7) Review documentation best practices for common conditions in your area of practice. Refer to the “Primer for Clinical Documentation Changes and Clinical Scenarios” provided with your action plan.
8) Increase your level of documentation in those instances where key concepts are not being captured in sufficient detail to support the selection of an ICD-10 code that best reflects the patient complexity of care.

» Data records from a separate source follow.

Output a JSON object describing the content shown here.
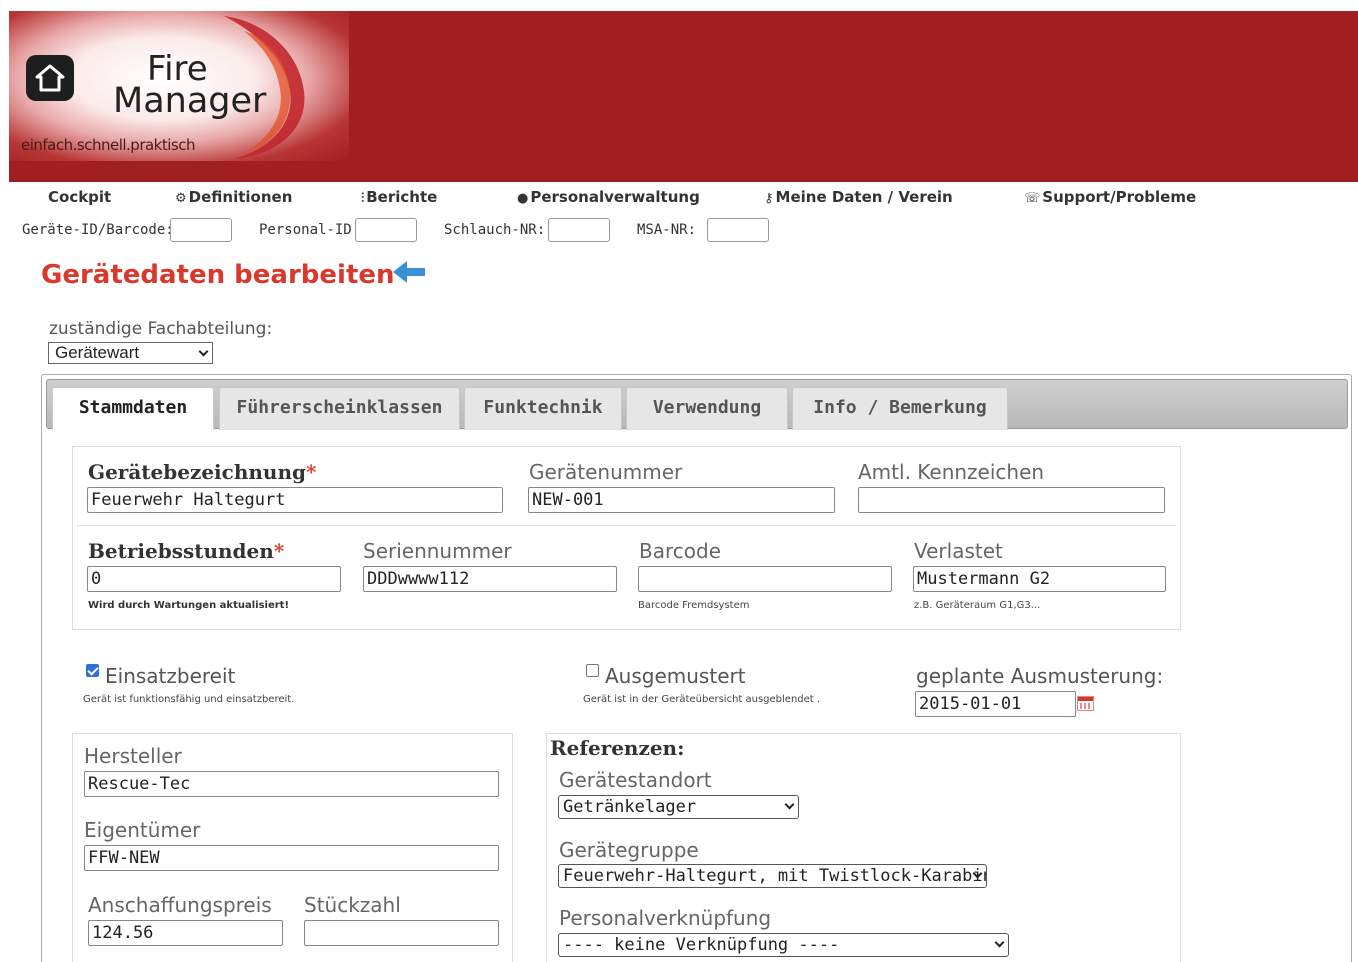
{
  "logo": {
    "line1": "Fire",
    "line2": "Manager",
    "tagline": "einfach.schnell.praktisch"
  },
  "nav": {
    "cockpit": "Cockpit",
    "definitionen": "Definitionen",
    "berichte": "Berichte",
    "personalverwaltung": "Personalverwaltung",
    "meine_daten": "Meine Daten / Verein",
    "support": "Support/Probleme"
  },
  "quick_search": {
    "geraete_id_label": "Geräte-ID/Barcode:",
    "personal_id_label": "Personal-ID:",
    "schlauch_label": "Schlauch-NR:",
    "msa_label": "MSA-NR:"
  },
  "page": {
    "title": "Gerätedaten bearbeiten",
    "dept_label": "zuständige Fachabteilung:",
    "dept_value": "Gerätewart"
  },
  "tabs": [
    "Stammdaten",
    "Führerscheinklassen",
    "Funktechnik",
    "Verwendung",
    "Info / Bemerkung"
  ],
  "form": {
    "geraetebezeichnung": {
      "label": "Gerätebezeichnung",
      "required": "*",
      "value": "Feuerwehr Haltegurt"
    },
    "geraetenummer": {
      "label": "Gerätenummer",
      "value": "NEW-001"
    },
    "kennzeichen": {
      "label": "Amtl. Kennzeichen",
      "value": ""
    },
    "betriebsstunden": {
      "label": "Betriebsstunden",
      "required": "*",
      "value": "0",
      "hint": "Wird durch Wartungen aktualisiert!"
    },
    "seriennummer": {
      "label": "Seriennummer",
      "value": "DDDwwww112"
    },
    "barcode": {
      "label": "Barcode",
      "value": "",
      "hint": "Barcode Fremdsystem"
    },
    "verlastet": {
      "label": "Verlastet",
      "value": "Mustermann G2",
      "hint": "z.B. Geräteraum G1,G3..."
    },
    "einsatzbereit": {
      "label": "Einsatzbereit",
      "checked": true,
      "hint": "Gerät ist funktionsfähig und einsatzbereit."
    },
    "ausgemustert": {
      "label": "Ausgemustert",
      "checked": false,
      "hint": "Gerät ist in der Geräteübersicht ausgeblendet ."
    },
    "ausmusterung": {
      "label": "geplante Ausmusterung:",
      "value": "2015-01-01"
    },
    "hersteller": {
      "label": "Hersteller",
      "value": "Rescue-Tec"
    },
    "eigentuemer": {
      "label": "Eigentümer",
      "value": "FFW-NEW"
    },
    "anschaffungspreis": {
      "label": "Anschaffungspreis",
      "value": "124.56"
    },
    "stueckzahl": {
      "label": "Stückzahl",
      "value": ""
    }
  },
  "referenzen": {
    "title": "Referenzen:",
    "standort": {
      "label": "Gerätestandort",
      "value": "Getränkelager"
    },
    "gruppe": {
      "label": "Gerätegruppe",
      "value": "Feuerwehr-Haltegurt, mit Twistlock-Karabiner"
    },
    "personal": {
      "label": "Personalverknüpfung",
      "value": "---- keine Verknüpfung ----"
    }
  },
  "colors": {
    "header_red": "#a01f21",
    "title_red": "#d9382c",
    "checkbox_blue": "#2a73d9"
  }
}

Category: Revise Paper Forms & Templates
Checklist Items:
1) Incorporate ICD-10 codes into paper forms and tools that reference diagnosis codes: 
• Preadmission/precertification
• Referral
• Authorization
• Orders
• Super bills/patient encounters
• Inpatient and Outpatient Scheduling
• Quality Reporting
• Public Health Reporting
• Other paper forms and tools you use that capture diagnosis code information.
2) Review the “Primer for Clinical Documentation Changes” included with your action plan and adjust the following templates to accommodate all the necessary information:
• Patient Registration and History
• Assessments
• Care Plans
• Other documentation templates used by you practice.
3) Modify Policies & Procedures
• Identify your most common services that may trigger reviews or denials related to medical necessity. Adopt procedures to isolate ICD-10 diagnosis codes needed to make a coverage determination for these common services prior to claims submission.
• Track patient complaints, payment delays, denials, and increases in authorization volume for at least three months beginning on the compliance date. By logging this information, your practice will be in a better position to spot and address problems more quickly. 

General Considerations
Checklist Items:
1) Train physicians on proper documentation specificity for top diagnoses. These may be associated comorbid conditions as well.
2) Start coding both ICD-9 and ICD-10 effective immediately to ensure plenty of practice.
3) Perform documentation audits to identify problem documentation. If documentation is not specific, it may lead to numerous queries that will delay billing.
4) Plan for initial productivity loss. Do you need staffing?
5) Purchase the codebooks.
6) Communicate with your health information directors to see if they might assist during the transition.
7) Have someone dedicated to reviewing charts on a regular basis.
8) Look at 100% of remittance advices to identify cause of rejected claims.
9) Review all insurance coverage policies for future effective policies that will “go live” on Oct. 1.
10) Establish communication mechanism with you EHR vendor. There may be problems to iron out.
11) Make sure the EHR is not carrying forward resolved issues on the problem lists.

*Certain items from this list were compiled from CMS recommendations.